The Effect of Geological and Geomechanical Parameters on Reservoir Stress Path and Its Importance in Studying Permeability Anisotropy

Abstract

Summary Reservoir stress path is defined as the ratio of change in effective horizontal stress to the change in effective vertical stress from initial reservoir conditions during pore-pressure drawdown. Measured stress paths of carbonate and sandstone reservoirs are always less than the total stress boundary condition (isotropic loading) and are either greater or less than the stress path predicted by the uniaxial strain boundary condition. Clearly, these two boundary-condition models that are commonly used by the petroleum industry to calculate changes in effective stresses in a reservoir and to measure reservoir properties in the laboratory are inaccurate and can be misleading if applied to reservoir management problems. A geomechanical model that incorporates geologic and geomechanical parameters was developed to more accurately predict the reservoir stress path. Numerical results show that reservoir stress path is dependent on the size and geometry of the reservoir and on elastic properties of the reservoir rock and bounding formations.

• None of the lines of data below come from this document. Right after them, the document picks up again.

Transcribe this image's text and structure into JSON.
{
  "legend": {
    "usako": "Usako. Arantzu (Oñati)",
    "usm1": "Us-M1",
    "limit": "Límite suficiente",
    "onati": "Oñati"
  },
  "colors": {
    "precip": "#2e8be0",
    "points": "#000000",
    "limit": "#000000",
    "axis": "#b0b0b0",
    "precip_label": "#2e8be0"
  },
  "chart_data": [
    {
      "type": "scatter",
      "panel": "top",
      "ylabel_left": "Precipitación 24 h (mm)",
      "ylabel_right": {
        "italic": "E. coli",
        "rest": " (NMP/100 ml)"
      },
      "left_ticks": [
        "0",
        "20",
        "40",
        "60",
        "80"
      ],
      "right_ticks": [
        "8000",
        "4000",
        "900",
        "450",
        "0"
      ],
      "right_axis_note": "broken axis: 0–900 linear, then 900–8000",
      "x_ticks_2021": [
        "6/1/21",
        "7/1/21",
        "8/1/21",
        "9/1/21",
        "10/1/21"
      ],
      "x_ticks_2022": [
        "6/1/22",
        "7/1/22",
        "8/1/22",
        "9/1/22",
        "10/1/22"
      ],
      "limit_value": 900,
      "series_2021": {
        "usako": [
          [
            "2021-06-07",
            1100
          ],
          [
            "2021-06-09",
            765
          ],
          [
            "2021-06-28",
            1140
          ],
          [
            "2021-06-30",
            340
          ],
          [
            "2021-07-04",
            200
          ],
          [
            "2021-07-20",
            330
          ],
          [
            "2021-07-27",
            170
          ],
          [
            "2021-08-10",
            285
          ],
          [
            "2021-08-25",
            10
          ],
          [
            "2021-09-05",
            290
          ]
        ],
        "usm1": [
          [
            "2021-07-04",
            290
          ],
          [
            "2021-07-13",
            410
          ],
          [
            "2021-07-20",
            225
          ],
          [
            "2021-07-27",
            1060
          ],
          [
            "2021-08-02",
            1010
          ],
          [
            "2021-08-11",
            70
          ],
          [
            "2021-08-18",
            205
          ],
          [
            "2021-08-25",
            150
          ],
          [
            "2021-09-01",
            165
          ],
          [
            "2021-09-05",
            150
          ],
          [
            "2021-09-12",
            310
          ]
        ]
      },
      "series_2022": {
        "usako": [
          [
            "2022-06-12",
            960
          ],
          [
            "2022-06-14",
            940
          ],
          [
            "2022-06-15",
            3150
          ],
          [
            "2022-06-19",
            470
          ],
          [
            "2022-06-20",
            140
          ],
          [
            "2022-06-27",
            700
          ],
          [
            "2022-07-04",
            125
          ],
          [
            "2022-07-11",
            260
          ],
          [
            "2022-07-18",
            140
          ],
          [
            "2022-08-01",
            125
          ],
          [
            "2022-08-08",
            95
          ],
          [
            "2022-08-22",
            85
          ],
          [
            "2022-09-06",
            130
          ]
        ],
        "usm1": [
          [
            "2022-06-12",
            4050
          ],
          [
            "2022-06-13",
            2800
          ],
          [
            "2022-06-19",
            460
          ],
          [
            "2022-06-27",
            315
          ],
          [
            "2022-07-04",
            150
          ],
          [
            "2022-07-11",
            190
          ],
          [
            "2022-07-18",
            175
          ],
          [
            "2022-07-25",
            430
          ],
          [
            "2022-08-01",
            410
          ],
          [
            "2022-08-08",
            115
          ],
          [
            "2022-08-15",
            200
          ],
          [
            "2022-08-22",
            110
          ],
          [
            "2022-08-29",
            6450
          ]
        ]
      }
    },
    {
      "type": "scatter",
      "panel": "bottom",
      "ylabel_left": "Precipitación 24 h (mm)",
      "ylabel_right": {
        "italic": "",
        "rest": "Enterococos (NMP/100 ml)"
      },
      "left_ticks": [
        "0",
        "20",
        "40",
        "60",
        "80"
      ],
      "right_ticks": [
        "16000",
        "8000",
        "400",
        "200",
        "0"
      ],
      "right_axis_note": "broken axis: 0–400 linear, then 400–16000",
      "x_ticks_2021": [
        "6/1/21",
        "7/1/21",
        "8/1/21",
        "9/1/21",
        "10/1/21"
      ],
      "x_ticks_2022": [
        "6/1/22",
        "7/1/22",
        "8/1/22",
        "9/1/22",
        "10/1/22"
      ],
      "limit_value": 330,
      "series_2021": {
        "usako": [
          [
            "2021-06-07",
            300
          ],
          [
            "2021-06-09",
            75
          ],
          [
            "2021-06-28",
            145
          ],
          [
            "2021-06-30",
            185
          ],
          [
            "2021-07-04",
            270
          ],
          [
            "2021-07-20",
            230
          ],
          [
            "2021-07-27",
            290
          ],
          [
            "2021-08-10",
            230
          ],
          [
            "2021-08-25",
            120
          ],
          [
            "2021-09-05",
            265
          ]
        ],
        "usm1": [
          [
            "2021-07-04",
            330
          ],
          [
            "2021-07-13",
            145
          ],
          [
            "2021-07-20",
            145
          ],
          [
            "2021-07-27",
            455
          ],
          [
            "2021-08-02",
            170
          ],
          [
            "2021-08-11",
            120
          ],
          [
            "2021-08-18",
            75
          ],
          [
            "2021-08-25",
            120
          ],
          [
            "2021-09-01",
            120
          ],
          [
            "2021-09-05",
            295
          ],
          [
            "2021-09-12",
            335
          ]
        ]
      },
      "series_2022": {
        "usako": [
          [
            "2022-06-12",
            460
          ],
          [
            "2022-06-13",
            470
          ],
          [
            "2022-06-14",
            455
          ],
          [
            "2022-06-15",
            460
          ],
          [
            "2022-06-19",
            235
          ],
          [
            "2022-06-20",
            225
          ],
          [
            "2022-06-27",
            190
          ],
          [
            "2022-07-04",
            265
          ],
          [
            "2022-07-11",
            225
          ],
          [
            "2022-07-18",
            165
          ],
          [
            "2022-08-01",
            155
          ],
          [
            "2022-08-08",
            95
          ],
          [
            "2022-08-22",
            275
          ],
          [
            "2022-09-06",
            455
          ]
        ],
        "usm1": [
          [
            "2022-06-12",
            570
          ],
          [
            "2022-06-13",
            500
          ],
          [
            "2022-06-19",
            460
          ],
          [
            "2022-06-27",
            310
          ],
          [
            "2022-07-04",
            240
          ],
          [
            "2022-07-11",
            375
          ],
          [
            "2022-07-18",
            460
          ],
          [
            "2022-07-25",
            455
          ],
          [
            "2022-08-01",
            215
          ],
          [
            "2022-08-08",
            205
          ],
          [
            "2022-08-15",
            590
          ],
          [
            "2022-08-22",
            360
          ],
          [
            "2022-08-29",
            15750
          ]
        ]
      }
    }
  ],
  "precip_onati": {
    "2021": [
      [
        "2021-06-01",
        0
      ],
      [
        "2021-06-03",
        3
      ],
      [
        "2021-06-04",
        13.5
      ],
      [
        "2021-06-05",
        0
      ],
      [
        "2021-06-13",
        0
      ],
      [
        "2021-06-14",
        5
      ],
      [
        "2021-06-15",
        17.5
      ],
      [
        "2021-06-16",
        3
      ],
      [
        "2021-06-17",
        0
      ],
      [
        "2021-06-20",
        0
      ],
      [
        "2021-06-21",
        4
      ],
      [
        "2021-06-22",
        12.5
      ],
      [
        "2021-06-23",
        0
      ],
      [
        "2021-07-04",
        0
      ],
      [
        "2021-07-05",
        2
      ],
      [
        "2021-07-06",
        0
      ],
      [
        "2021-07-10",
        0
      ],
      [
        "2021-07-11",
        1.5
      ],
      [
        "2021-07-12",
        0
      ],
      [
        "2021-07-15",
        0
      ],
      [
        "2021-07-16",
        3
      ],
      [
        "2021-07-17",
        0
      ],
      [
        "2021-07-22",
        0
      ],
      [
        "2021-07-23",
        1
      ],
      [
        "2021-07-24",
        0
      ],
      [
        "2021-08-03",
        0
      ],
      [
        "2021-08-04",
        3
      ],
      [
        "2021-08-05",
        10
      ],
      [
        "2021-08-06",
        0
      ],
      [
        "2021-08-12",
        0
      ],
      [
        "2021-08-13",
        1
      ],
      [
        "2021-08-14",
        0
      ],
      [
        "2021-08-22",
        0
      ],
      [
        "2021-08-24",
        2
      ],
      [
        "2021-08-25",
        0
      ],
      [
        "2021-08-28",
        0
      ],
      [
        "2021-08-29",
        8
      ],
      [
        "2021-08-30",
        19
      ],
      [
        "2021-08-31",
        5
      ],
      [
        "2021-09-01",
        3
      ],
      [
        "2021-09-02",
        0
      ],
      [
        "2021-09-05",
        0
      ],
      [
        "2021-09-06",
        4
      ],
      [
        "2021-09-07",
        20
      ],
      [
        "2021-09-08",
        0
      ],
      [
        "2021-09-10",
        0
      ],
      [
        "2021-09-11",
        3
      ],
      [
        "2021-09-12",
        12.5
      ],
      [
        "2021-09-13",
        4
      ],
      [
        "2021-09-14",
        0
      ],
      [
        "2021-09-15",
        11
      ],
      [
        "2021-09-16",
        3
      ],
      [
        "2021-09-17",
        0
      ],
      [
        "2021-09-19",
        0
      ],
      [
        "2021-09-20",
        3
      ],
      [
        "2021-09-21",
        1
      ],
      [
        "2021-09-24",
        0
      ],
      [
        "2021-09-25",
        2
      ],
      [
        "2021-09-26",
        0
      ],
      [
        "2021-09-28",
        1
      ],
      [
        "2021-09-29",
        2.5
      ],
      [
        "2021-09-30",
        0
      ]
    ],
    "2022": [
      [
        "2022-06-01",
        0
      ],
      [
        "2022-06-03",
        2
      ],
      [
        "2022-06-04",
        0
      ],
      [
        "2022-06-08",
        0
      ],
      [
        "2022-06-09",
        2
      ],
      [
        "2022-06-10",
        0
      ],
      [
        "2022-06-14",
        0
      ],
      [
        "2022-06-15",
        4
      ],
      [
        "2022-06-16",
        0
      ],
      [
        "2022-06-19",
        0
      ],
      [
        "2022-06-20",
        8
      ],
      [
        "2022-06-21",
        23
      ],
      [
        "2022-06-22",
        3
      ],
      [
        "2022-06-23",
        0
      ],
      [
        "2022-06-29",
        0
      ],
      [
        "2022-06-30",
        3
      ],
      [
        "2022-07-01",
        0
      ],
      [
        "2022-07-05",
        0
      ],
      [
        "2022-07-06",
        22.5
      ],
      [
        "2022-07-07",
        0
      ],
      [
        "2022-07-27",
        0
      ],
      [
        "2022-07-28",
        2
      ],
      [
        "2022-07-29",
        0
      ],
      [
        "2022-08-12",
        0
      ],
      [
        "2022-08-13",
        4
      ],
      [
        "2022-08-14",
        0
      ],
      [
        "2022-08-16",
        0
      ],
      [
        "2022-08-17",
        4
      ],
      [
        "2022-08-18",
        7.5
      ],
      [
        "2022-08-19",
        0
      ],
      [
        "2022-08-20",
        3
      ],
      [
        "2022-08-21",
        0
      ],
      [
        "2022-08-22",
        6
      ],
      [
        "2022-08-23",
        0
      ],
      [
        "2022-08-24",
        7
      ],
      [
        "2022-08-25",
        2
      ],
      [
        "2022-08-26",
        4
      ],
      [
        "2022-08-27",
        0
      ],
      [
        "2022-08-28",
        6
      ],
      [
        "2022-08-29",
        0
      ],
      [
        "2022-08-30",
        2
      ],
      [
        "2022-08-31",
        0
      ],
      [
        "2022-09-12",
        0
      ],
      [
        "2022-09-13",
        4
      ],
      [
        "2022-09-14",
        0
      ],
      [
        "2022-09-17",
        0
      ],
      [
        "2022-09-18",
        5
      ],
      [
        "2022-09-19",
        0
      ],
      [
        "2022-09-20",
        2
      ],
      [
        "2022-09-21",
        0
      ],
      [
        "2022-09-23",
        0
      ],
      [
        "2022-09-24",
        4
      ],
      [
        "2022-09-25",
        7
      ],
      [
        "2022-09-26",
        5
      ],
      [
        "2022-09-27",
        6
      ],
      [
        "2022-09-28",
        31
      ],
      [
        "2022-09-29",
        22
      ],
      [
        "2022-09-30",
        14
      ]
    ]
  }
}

In general, stress paths become lower as the aspect ratio of reservoir length to thickness increases. Lenticular sandstone reservoirs have a higher stress path than blanket sandstone reservoirs that are continuous across a basin. This effect is enhanced when the bounding formations have a lower elastic modulus than the reservoir and when the reservoir is transversely isotropic. In addition, laboratory experiments simulating reservoir depletion for different stress path conditions demonstrate that stress-induced permeability anisotropy evolves during pore-pressure drawdown. The maximum permeability direction is parallel to the maximum principal stress and the magnitude of permeability anisotropy increases at lower stress paths.